Diera ini, faktor daya ungkit yang membedakan adalah kecepatan kerja teknologi informasi. Hal yang dulu nampak biasa saja, kini dengan mudah menjadi sebuah bahan viral.
Persaingan terjadi dari arah yang tidak diduga sebelumnya. Abad kelincahan, dimana sebuah momentum sangat ditentukan oleh berapa besar kecepatan ungkit yang dimilikinya.
Disemua lini, perubahan bentuk kehidupan berlaku, pembelian tiket tanpa fisik, pembelajaran tidak terbatas ruang kelas. Bahkan artis bukan lagi yang memiliki karya terbaik, namun disukai oleh banyaknya fans.

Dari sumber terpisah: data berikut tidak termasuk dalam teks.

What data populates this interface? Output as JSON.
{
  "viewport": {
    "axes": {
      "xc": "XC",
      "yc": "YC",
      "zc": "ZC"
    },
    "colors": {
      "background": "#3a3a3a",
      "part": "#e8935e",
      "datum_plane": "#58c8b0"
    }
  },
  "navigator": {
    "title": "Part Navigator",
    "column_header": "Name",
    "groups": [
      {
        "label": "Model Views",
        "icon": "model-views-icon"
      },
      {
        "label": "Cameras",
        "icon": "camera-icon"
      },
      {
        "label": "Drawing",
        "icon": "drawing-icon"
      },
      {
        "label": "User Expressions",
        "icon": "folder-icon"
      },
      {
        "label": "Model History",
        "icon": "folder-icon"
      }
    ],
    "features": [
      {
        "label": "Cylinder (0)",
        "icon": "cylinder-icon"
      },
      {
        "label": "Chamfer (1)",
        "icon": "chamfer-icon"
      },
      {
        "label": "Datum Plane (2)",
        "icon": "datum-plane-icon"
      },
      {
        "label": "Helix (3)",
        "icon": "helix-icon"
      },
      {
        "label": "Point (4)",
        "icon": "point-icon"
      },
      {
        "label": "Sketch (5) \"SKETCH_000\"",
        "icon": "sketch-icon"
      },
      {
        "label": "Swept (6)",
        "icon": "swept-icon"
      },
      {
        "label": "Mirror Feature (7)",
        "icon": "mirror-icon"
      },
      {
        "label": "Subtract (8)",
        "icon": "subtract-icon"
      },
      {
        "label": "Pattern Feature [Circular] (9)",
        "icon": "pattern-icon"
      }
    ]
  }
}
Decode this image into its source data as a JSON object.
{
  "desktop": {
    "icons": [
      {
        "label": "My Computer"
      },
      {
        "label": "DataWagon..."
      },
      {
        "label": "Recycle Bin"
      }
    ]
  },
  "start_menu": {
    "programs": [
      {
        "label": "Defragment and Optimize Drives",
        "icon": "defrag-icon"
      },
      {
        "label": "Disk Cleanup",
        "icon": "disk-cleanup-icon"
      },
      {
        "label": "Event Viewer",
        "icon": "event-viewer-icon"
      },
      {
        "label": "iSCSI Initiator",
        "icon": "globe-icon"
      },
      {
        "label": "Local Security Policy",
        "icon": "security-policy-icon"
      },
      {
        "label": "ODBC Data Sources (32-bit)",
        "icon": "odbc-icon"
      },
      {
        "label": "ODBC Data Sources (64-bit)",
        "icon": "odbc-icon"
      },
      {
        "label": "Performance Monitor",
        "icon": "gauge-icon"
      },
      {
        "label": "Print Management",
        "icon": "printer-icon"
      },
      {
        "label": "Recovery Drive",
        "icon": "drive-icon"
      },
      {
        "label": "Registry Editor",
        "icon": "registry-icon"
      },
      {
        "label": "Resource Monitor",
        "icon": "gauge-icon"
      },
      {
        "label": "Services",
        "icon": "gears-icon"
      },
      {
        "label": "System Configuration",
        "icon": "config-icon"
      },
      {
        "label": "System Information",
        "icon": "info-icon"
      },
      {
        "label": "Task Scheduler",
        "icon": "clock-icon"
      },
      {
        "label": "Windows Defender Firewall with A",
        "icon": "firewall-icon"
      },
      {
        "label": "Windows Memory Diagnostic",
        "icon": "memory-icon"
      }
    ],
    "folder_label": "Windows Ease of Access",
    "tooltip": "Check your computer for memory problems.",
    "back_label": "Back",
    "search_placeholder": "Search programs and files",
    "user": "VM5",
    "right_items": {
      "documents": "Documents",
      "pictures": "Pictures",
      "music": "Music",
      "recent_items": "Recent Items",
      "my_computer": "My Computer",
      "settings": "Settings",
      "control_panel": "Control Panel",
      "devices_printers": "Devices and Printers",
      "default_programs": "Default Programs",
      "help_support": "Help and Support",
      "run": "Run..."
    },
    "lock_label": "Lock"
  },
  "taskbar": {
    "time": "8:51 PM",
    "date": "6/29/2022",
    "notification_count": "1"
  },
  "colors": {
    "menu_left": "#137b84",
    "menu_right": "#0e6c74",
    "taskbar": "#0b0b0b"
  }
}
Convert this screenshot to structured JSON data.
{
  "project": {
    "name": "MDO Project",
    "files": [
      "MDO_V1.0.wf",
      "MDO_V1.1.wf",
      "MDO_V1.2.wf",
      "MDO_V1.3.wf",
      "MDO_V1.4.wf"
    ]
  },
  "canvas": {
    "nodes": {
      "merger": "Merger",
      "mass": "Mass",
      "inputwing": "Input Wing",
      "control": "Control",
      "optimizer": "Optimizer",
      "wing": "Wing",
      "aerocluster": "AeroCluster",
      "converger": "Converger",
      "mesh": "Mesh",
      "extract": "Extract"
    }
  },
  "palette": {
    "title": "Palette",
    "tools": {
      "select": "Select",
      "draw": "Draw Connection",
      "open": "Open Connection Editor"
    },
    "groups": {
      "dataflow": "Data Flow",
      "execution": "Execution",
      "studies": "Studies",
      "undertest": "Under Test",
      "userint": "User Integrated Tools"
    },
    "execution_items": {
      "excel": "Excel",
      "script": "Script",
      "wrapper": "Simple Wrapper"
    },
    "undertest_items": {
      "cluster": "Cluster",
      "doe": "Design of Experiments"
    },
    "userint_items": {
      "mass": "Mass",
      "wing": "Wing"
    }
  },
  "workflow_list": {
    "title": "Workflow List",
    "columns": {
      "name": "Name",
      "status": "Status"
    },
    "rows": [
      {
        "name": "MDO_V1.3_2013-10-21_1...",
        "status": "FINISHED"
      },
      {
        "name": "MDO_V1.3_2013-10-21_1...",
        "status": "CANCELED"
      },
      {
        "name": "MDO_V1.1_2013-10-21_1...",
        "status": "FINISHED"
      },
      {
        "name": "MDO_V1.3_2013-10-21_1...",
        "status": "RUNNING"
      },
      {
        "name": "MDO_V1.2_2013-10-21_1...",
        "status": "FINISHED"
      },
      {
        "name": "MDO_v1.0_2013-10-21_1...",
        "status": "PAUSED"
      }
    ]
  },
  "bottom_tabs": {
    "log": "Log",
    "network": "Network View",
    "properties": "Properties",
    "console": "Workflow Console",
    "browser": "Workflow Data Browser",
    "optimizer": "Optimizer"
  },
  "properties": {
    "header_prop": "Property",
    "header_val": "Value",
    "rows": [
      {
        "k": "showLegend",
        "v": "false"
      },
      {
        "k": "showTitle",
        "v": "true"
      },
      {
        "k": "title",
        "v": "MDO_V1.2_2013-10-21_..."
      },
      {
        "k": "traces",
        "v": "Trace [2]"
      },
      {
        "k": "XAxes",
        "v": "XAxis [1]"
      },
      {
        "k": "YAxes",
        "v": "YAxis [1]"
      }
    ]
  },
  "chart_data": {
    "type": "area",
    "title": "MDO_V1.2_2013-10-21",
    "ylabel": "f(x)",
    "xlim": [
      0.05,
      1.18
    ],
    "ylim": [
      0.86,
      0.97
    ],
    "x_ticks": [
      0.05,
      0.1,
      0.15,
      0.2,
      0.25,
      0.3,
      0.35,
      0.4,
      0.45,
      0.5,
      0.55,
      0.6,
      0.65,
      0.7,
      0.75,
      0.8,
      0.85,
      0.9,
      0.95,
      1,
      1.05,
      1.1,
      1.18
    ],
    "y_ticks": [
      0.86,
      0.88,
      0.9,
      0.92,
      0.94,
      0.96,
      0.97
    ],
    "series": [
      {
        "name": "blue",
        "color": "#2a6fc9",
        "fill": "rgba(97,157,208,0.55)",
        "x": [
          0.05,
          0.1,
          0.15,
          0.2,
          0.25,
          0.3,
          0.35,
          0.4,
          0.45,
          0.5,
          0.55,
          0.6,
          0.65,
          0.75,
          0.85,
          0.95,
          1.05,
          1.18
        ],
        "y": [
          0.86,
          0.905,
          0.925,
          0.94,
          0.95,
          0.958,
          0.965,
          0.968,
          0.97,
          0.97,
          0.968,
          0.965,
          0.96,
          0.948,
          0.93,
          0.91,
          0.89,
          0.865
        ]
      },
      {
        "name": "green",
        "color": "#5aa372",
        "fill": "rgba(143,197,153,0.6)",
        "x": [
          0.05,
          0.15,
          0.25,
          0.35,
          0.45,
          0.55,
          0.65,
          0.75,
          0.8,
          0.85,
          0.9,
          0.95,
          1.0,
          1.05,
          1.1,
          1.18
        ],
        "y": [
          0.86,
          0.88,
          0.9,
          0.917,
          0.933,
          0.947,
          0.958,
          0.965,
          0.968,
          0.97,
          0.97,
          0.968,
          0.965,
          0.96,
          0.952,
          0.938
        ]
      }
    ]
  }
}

Era popularitas menjadi penentu, jumlah followers menjadi pembeda. Pendatang baru muncul membawa ketertarikan tersendiri. Fenomena artis youtubers dan selebritas medsos menjadi sebuah genre baru.
Terkadang kecepatan teknologi membuat kita tidak sempat untuk melakukan verifikasi informasi yang datang silih berganti.
Bahkan pemerintah dan majelis ulama pun membuat rambu-rambu aturan dalam menggunakan teknologi.
Kekhawatiran akan kepungan berita bohong yang akan menang dibenak masyarakat, mengasumsikan bahwa kebenaran yang ada memang terlalu lemah untuk diargumentasikan.
Bahkan pekerjaan diseputar teknologi sosial media yang menjadi sarana percepatan momentum untuk sebuah produk ataupun jasa tercipta. Sebut saja social media manager, content officer, dan berbagai jabatan pekerjaan baru yang muncul diera digital.
Viralitas layaknya popularitas pada dunia maya menjadi mantra sakti untuk mendulang perhatian dan dapat berujung pada nilai nominal.
Bagaimana kemudian brand berada diera yang serba cepat dan instant ini? Adakah viralitas mampu menciptakan awareness dan sales yang signifikan?.
Pada beberapa waktu lalu kita terkekeh melihat iklan es krim dengan tipe kolosal yang dikombinasikan dengan gaya kekinian dan update.